LIFE AFTER TEENAGE PREGNANCY

•    LIFE AFTER TEENAGE PREGNANCY

Teenage Pregnancy – The Reality
Although it is an extremely difficult situation for a teen to deal with a teenage pregnancy, current statistics reveal that approximately 10% of girls 19 and under do get pregnant. 

It is a beautiful and exciting thing for a baby to be created, yet it can be a frightening and uncertain time for a teen who was not planning to become pregnant. Many girls are terrified to tell their parents they are pregnant, while others have highly irresponsible or abusive parents who are absolutely not a refuge or resource for their pregnant teenager. 

There have been numerous cases, where the teenage couple thought they were in love and believed they would get married someday. Before the pregnancy, the boy may tell her he loves her and seemed like a like a great guy the whole time they were dating, but he wouldn’t have anything more to do with her after she told him she was pregnant and, to make matters even worse, he will sometimes deny that he is the father of the child. 
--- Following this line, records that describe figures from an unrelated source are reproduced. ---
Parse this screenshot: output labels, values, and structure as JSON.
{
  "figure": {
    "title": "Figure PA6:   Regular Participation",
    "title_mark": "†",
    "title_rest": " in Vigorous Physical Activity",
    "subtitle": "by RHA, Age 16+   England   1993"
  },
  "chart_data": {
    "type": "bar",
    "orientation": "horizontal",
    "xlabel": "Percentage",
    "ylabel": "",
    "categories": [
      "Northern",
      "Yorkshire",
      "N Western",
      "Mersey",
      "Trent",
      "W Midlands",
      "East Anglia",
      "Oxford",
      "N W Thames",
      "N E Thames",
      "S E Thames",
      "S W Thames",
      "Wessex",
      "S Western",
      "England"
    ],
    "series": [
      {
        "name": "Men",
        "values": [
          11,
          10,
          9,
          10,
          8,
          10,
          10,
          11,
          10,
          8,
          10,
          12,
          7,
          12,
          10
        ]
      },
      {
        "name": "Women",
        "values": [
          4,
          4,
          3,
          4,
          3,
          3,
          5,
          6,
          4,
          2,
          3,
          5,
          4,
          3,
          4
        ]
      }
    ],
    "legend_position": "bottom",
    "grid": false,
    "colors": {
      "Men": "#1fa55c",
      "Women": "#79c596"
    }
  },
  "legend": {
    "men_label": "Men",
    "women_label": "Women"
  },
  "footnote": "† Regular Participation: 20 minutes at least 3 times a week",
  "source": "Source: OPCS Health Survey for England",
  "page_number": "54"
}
Unfortunately, most times the biological father is often uninterested in marriage or fatherhood, and the teen mother-to-be is abandoned, while he continues to enjoy life as nothing happened.
Teenage girls have the most to lose during that time. If as a teenage girl you become pregnant, the following are some options that are available to you

(i) abortion;

(ii) adoption;

(iii) carrying the child to term.

Whatever option you choose, it should be done with great care.
For tonight’s program we will be concentrating on option

(iii) carrying the child to term.

Once you realize that you are pregnant whether you have already made your decision, or are still considering what to do about your teenage pregnancy and the child you are carrying, you may be feeling angry, depressed, guilty, ashamed, or hopeless. You may also feel that your innocence is gone and there is no way for your life to be made whole again. If you are experiencing any of these feelings, please know that there is hope:
Should you decide to keep the baby:

Seek Assistance

Many organizations help pregnant teenagers with everything from education to prenatal care. You can start with your local Department of Health or Department of Human Services for assistance. Many local churches also offer services to teenagers who become pregnant. For example, each state has the WIC (Women, Infants, Children) program for low income families. The WIC program provides supplemental foods designed to meet the special nutritional needs of low-income pregnant, breastfeeding, non-breastfeeding postpartum women, infants and children up to five years of age who are at nutritional risk. WIC food packages and nutrition education are the chief means by which WIC affects the dietary quality and habits of participants. http://www.fns.usda.gov/wic/default.htm

Get Proper Prenatal Care

The increased risk for complications makes prenatal care a priority for pregnant teens. Routine prenatal appointments allow the health care provider to monitor the baby’s progress. Potential problems in the pregnancy are diagnosed earlier when they are easier to manage. Taking care of your body through proper nutrition, prenatal vitamins and exercise increases your chances of a healthy baby.
Take Classes
Childbirth and parenting classes prepare teen mothers for the challenges they will face. Childbirth classes teach teen moms what to expect during the process. The classes teach basic baby care, which is essential to help the baby grow properly. Parenting classes provide strategies for handling the baby at various stages. Classes are often offered free at hospitals and other birthing facilities.
Accept Help
Accepting help from parents, family members and friends eases the struggles of being a teenage parent. A break from caring for your baby gives you a chance to rest or spend a little time by yourself. The break is often refreshing and allows you to be a better parent for your baby.
Being a teenage mother does not mean that you have to be a dropout from school. While it is very tough, there are lots of programs that take care of teenage moms.